Michael Moore is a very, very tall man. He's not as wide as he might appear to be on television. Either that or he's lost a lot of weight. He had to duck to make it under the bargain basement metal detector. I looked at him with the shock of recognition one has upon spotting any celebrity and consulted no fewer than four people around me to be sure that it was he.

I nervously approached him and showed him a Progresswear brochure which he carefully read, laughing more than once. At that moment I realized that if I could make Michael Moore laugh I must be doing something right. He said he loved the slogans and thought they were beautifully designed and happily signed the cover. I said "I'd like to send you some shirts." He said "why don't you just give me some?" I paused, trying to discern what he thought I'd said. “Did you think I said that I'd like to sell you some shirts?" Apparently he did. I laughed and clarified that I'd send a truckload for his entire crew if he'd just let me know where to deliver them. I was so nervous that I didn't think to give him the brochures I’d frantically printed to give to Adam Chodikoff, the Daily Show producer who generously provided our VIP seats. Instead I gave Michael a very corporate looking business card that I'm sure he promptly lost. He told me his crew was in New York working on his latest project and they’d had an especially rough day. He was treating them to a night on the town which commenced with VIP seats at the show.
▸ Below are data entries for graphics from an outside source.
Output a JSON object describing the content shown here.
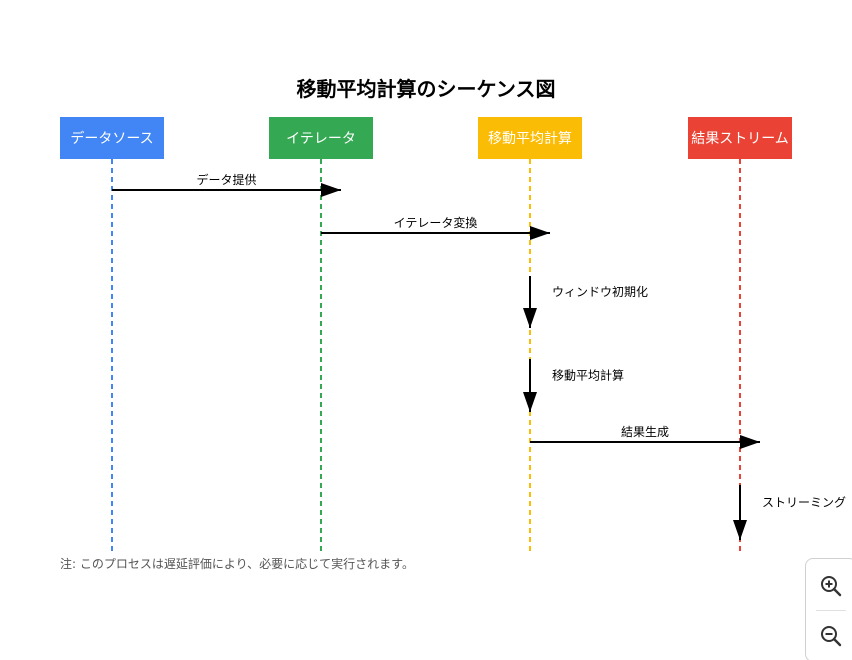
{
  "diagram": {
    "title": "移動平均計算のシーケンス図",
    "participants": [
      {
        "id": "source",
        "label": "データソース",
        "color": "#4285F4"
      },
      {
        "id": "iterator",
        "label": "イテレータ",
        "color": "#34A853"
      },
      {
        "id": "mavg",
        "label": "移動平均計算",
        "color": "#FBBC05"
      },
      {
        "id": "stream",
        "label": "結果ストリーム",
        "color": "#EA4335"
      }
    ],
    "messages": [
      {
        "from": "source",
        "to": "iterator",
        "label": "データ提供"
      },
      {
        "from": "iterator",
        "to": "mavg",
        "label": "イテレータ変換"
      },
      {
        "from": "mavg",
        "to": "mavg",
        "label": "ウィンドウ初期化"
      },
      {
        "from": "mavg",
        "to": "mavg",
        "label": "移動平均計算"
      },
      {
        "from": "mavg",
        "to": "stream",
        "label": "結果生成"
      },
      {
        "from": "stream",
        "to": "stream",
        "label": "ストリーミング"
      }
    ],
    "note": "注: このプロセスは遅延評価により、必要に応じて実行されます。"
  },
  "zoom_controls": {
    "zoom_in_icon": "zoom-in-icon",
    "zoom_out_icon": "zoom-out-icon"
  }
}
It was a solid Daily Show that night. Jon seemed truly flattered that Michael and his crew had shown up and introduced him before the show. I sat facing him trying to discern what size t-shirts to order for him. In the blink of an eye the show was over, the elated crowd reluctantly making their exodus to the New Radicals' "You Get What You Give."

Michael Moore's face shows up on a few other t-shirt companies' sites, photographed with the gleeful entrepreneur at his side, knowing that this single picture will garner them sales. So I'm hoping he might be a good sport given that his exact words were "I like these. I REALLY like these." Sending him the shirts isn't an option. I need that photo. Please, Michael. Help out a fellow Midwesterner.
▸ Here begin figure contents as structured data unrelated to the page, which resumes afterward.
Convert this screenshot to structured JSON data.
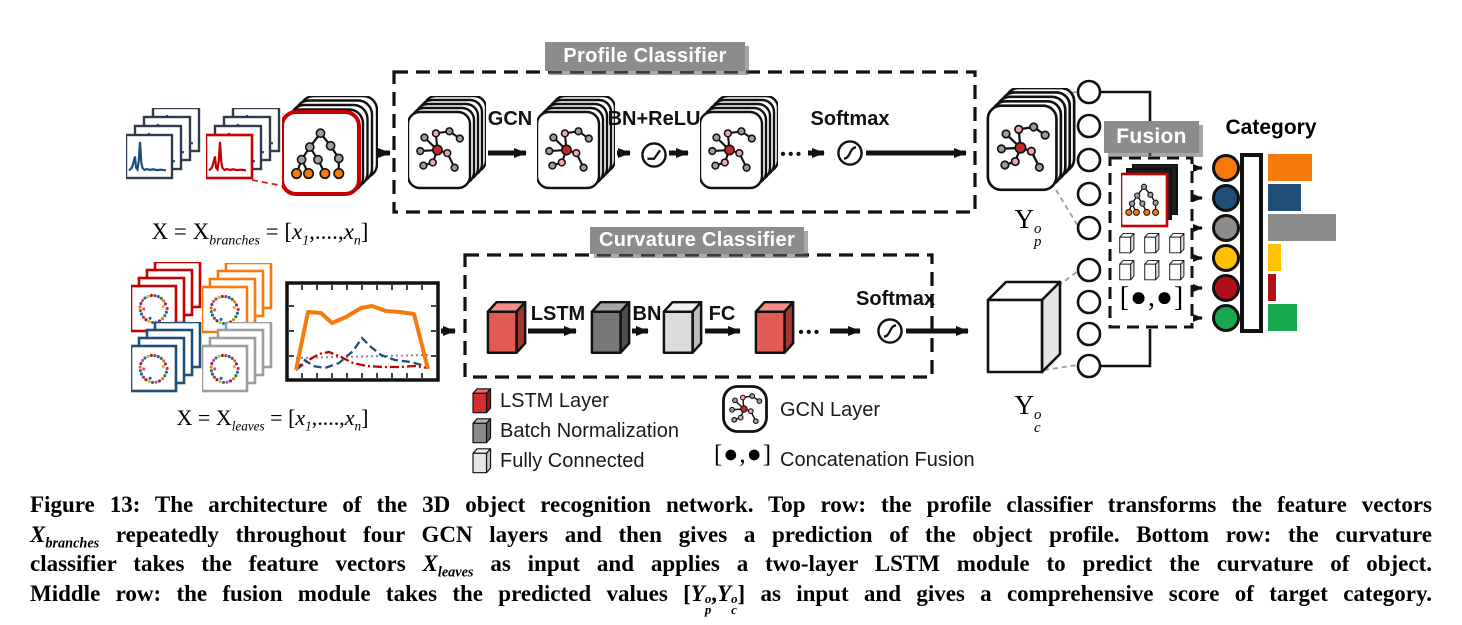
{
  "profile": {
    "badge": "Profile Classifier",
    "labels": {
      "gcn": "GCN",
      "bn_relu": "BN+ReLU",
      "softmax": "Softmax",
      "ellipsis": "•••"
    },
    "input": {
      "pre": "X = X",
      "sub": "branches",
      "mid": " = [",
      "x1": "x",
      "s1": "1",
      "dots": ",....,",
      "x2": "x",
      "s2": "n",
      "post": "]"
    },
    "output": {
      "base": "Y",
      "sup": "o",
      "sub": "p"
    }
  },
  "curvature": {
    "badge": "Curvature Classifier",
    "labels": {
      "lstm": "LSTM",
      "bn": "BN",
      "fc": "FC",
      "softmax": "Softmax",
      "ellipsis": "•••"
    },
    "input": {
      "pre": "X = X",
      "sub": "leaves",
      "mid": " = [",
      "x1": "x",
      "s1": "1",
      "dots": ",....,",
      "x2": "x",
      "s2": "n",
      "post": "]"
    },
    "output": {
      "base": "Y",
      "sup": "o",
      "sub": "c"
    }
  },
  "fusion": {
    "badge": "Fusion",
    "concat_symbol": "[●,●]"
  },
  "category": {
    "title": "Category",
    "items": [
      {
        "name": "orange",
        "color": "#F5790B",
        "bar": 44
      },
      {
        "name": "navy",
        "color": "#1F4E79",
        "bar": 33
      },
      {
        "name": "gray",
        "color": "#8C8C8C",
        "bar": 68
      },
      {
        "name": "yellow",
        "color": "#FFC000",
        "bar": 13
      },
      {
        "name": "dark-red",
        "color": "#B01118",
        "bar": 8
      },
      {
        "name": "green",
        "color": "#17A74F",
        "bar": 29
      }
    ]
  },
  "legend": {
    "lstm": "LSTM Layer",
    "batch_norm": "Batch Normalization",
    "fully_connected": "Fully Connected",
    "gcn": "GCN Layer",
    "concat": "Concatenation Fusion",
    "concat_symbol": "[●,●]"
  },
  "caption": {
    "l1": "Figure 13: The architecture of the 3D object recognition network. Top row: the profile classifier transforms the feature vectors",
    "l2": {
      "x": "X",
      "sub": "branches",
      "text": " repeatedly throughout four GCN layers and then gives a prediction of the object profile. Bottom row: the curvature"
    },
    "l3": {
      "a": "classifier takes the feature vectors ",
      "x": "X",
      "sub": "leaves",
      "b": " as input and applies a two-layer LSTM module to predict the curvature of object."
    },
    "l4": {
      "a": "Middle row: the fusion module takes the predicted values [",
      "y": "Y",
      "sup": "o",
      "subp": "p",
      "comma": ",",
      "y2": "Y",
      "subc": "c",
      "b": "] as input and gives a comprehensive score of target category."
    }
  }
}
A friend gave me a contact at Michael's production studio, whom I called. A young man answered who wasn't too interested in yet another t-shirt vendor trying to put some XLT shirts on the sizable torso of our nation's greatest political documentarian cum billboard. He politely but firmly said "just send me an e-mail with the info, ok?" He gave me an address that got kicked back.

I’ve been working up the courage to call again. Mike, let me know where to send those shirts. If you could humor us by sitting for our photographer Tony Ward, we'd be all the more indebted.